Bryce lays down his spoon. “And I don’t suppose you’ve had a chance to consider what you’ll do with the day-to-day running, while Craig’s recovering? If Craig recovers?” Bryce asks, sipping his glass of port. “You are the only family, after all.”

All at once, the enormity of what Bryce said crashes over me. What if Craig doesn’t recover? A list flashes through my head. Who is supposed to be making medical decisions for Craig? How does the ownership structure of the resorts actually work? Who is supposed to be running them? Who decides that? Is there anyone else who can make these decisions?

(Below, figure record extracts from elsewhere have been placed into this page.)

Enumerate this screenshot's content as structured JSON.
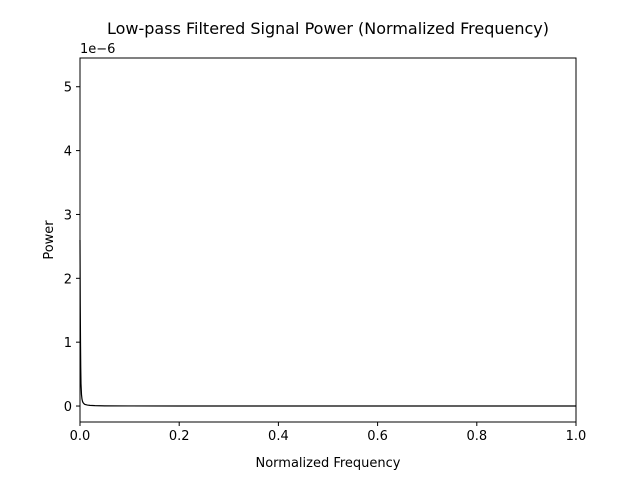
{
  "chart_data": {
    "type": "line",
    "title": "Low-pass Filtered Signal Power (Normalized Frequency)",
    "xlabel": "Normalized Frequency",
    "ylabel": "Power",
    "y_offset_label": "1e−6",
    "xlim": [
      0.0,
      1.0
    ],
    "ylim": [
      -2.5e-07,
      5.45e-06
    ],
    "x_ticks": [
      0.0,
      0.2,
      0.4,
      0.6,
      0.8,
      1.0
    ],
    "x_tick_labels": [
      "0.0",
      "0.2",
      "0.4",
      "0.6",
      "0.8",
      "1.0"
    ],
    "y_ticks": [
      0.0,
      1e-06,
      2e-06,
      3e-06,
      4e-06,
      5e-06
    ],
    "y_tick_labels": [
      "0",
      "1",
      "2",
      "3",
      "4",
      "5"
    ],
    "grid": false,
    "series": [
      {
        "name": "Power",
        "color": "#000000",
        "x": [
          0.0,
          0.0005,
          0.001,
          0.0015,
          0.002,
          0.003,
          0.004,
          0.005,
          0.006,
          0.008,
          0.01,
          0.015,
          0.02,
          0.03,
          0.05,
          0.1,
          0.2,
          0.4,
          0.6,
          0.8,
          1.0
        ],
        "y": [
          2.6e-06,
          1.6e-06,
          1e-06,
          6e-07,
          3.5e-07,
          1.8e-07,
          1.1e-07,
          7.5e-08,
          5.5e-08,
          3.5e-08,
          2.5e-08,
          1.5e-08,
          1e-08,
          6e-09,
          3e-09,
          1.5e-09,
          8e-10,
          4e-10,
          2e-10,
          1e-10,
          5e-11
        ]
      }
    ]
  }
}
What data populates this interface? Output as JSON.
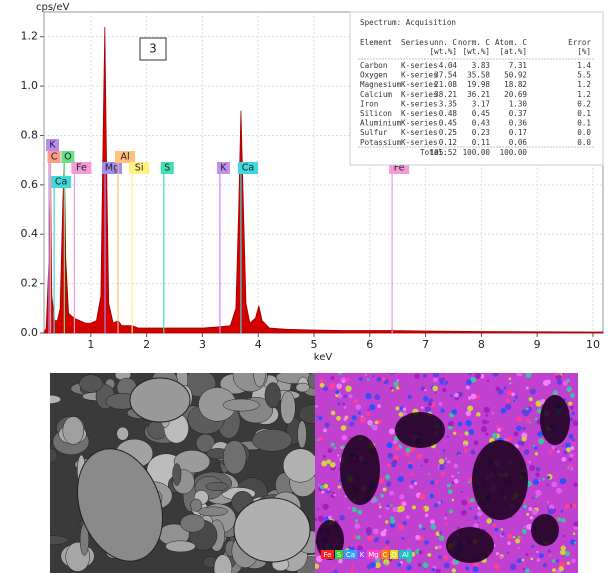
{
  "chart_data": {
    "type": "spectrum",
    "y_label": "cps/eV",
    "x_label": "keV",
    "xlim": [
      0.16,
      10.18
    ],
    "ylim": [
      0,
      1.3
    ],
    "xticks": [
      1,
      2,
      3,
      4,
      5,
      6,
      7,
      8,
      9,
      10
    ],
    "yticks": [
      {
        "value": 0,
        "label": "0.0"
      },
      0.2,
      0.4,
      0.6,
      0.8,
      {
        "value": 1,
        "label": "1.0"
      },
      1.2
    ],
    "grid": true,
    "color": "#d40000",
    "x": [
      0.16,
      0.2,
      0.25,
      0.28,
      0.3,
      0.35,
      0.4,
      0.45,
      0.5,
      0.525,
      0.55,
      0.6,
      0.7,
      0.8,
      0.9,
      1.0,
      1.1,
      1.18,
      1.22,
      1.25,
      1.28,
      1.32,
      1.4,
      1.49,
      1.55,
      1.74,
      1.85,
      2.0,
      2.3,
      2.6,
      3.0,
      3.31,
      3.5,
      3.6,
      3.65,
      3.69,
      3.73,
      3.78,
      3.85,
      3.95,
      4.01,
      4.07,
      4.2,
      4.5,
      5.0,
      5.5,
      6.0,
      6.38,
      6.4,
      6.42,
      7.0,
      8.0,
      9.0,
      10.0,
      10.18
    ],
    "values": [
      0.0,
      0.02,
      0.3,
      0.6,
      0.15,
      0.05,
      0.05,
      0.1,
      0.55,
      0.7,
      0.3,
      0.08,
      0.06,
      0.05,
      0.04,
      0.04,
      0.05,
      0.15,
      0.8,
      1.24,
      0.7,
      0.12,
      0.04,
      0.05,
      0.03,
      0.03,
      0.02,
      0.02,
      0.02,
      0.02,
      0.02,
      0.025,
      0.03,
      0.1,
      0.5,
      0.9,
      0.55,
      0.12,
      0.04,
      0.06,
      0.11,
      0.05,
      0.02,
      0.015,
      0.012,
      0.01,
      0.01,
      0.01,
      0.015,
      0.01,
      0.008,
      0.006,
      0.005,
      0.004,
      0.004
    ],
    "markers": [
      {
        "label": "K",
        "x": 0.25,
        "color": "#b98cf0"
      },
      {
        "label": "C",
        "x": 0.277,
        "color": "#ff9a8a"
      },
      {
        "label": "O",
        "x": 0.525,
        "color": "#66e08a"
      },
      {
        "label": "Fe",
        "x": 0.705,
        "color": "#f59ad8"
      },
      {
        "label": "Mg",
        "x": 1.254,
        "color": "#a78cf0"
      },
      {
        "label": "Al",
        "x": 1.487,
        "color": "#ffc080"
      },
      {
        "label": "Si",
        "x": 1.74,
        "color": "#fff080"
      },
      {
        "label": "S",
        "x": 2.307,
        "color": "#40e0b0"
      },
      {
        "label": "K",
        "x": 3.313,
        "color": "#c090f0"
      },
      {
        "label": "Ca",
        "x": 3.69,
        "color": "#40d8d8"
      },
      {
        "label": "Fe",
        "x": 6.4,
        "color": "#f59ad8"
      },
      {
        "label": "Ca",
        "x": 0.341,
        "color": "#40d8d8"
      }
    ],
    "annotation": "3",
    "table": {
      "title": "Spectrum: Acquisition",
      "columns": [
        "Element",
        "Series",
        "unn. C",
        "norm. C",
        "Atom. C",
        "Error"
      ],
      "units": [
        "[wt.%]",
        "[wt.%]",
        "[at.%]",
        "[%]"
      ],
      "rows": [
        [
          "Carbon",
          "K-series",
          "4.04",
          "3.83",
          "7.31",
          "1.4"
        ],
        [
          "Oxygen",
          "K-series",
          "37.54",
          "35.58",
          "50.92",
          "5.5"
        ],
        [
          "Magnesium",
          "K-series",
          "21.08",
          "19.98",
          "18.82",
          "1.2"
        ],
        [
          "Calcium",
          "K-series",
          "38.21",
          "36.21",
          "20.69",
          "1.2"
        ],
        [
          "Iron",
          "K-series",
          "3.35",
          "3.17",
          "1.30",
          "0.2"
        ],
        [
          "Silicon",
          "K-series",
          "0.48",
          "0.45",
          "0.37",
          "0.1"
        ],
        [
          "Aluminium",
          "K-series",
          "0.45",
          "0.43",
          "0.36",
          "0.1"
        ],
        [
          "Sulfur",
          "K-series",
          "0.25",
          "0.23",
          "0.17",
          "0.0"
        ],
        [
          "Potassium",
          "K-series",
          "0.12",
          "0.11",
          "0.06",
          "0.0"
        ]
      ],
      "total_label": "Total:",
      "total": [
        "105.52",
        "100.00",
        "100.00"
      ]
    },
    "map_legend": [
      "Fe",
      "S",
      "Ca",
      "K",
      "Mg",
      "C",
      "O",
      "Al"
    ]
  }
}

“My assumption is the operations managers like Damien have everything under control?” I pick up my spoon again and take another mouthful of mousse, trying to look unbothered. “Is that not correct?”

Something about Bryce’s approach rubs me the wrong way. He nods, and opens his mouth to speak, but I plough on, “Surely the parent company could put a person in place with general oversight responsibilities?”

“I’m doing that role at the moment. You may be surprised at the amount of work that goes into ensuring the different resorts are pitched so they’re not directly competing,” he says, gesturing to the waiter for another drink. I cringe. I hate when people finger-click to get the waiter’s attention. There’s no polite way to do it.

“So the resorts are each pitched to different markets to avoid stealing each other's guests? Makes sense.”

“That’s right, Mia.” I avoid rolling my eyes, but I don’t need the condescension. “You can see why it’s been crucial to make sure someone has excellent general oversight.”

I nod, but truthfully, I’m not sure whether what Bryce has been describing is ‘excellent’ anything. “And you mentioned you’re comfortable continuing, if needed?” Something is off here. I watch Bryce’s face.

“Yes, of course,” he answers. It’s too quick, and the fleeting smile of satisfaction crossing his face raises alarm bells. Things definitely don’t feel right. It’s almost as if he invited me to get my endorsement to continue.

“I’ll need to consider that, of course,” I say, internally cursing. I want to stay as far away from running these damn resorts as I can. I already have a job I love; one I’m good at, and someone is already running the resorts. No need for me to get involved. “I’ll let you know in a few weeks. In the meantime, I suppose there’s no harm in you continuing on.”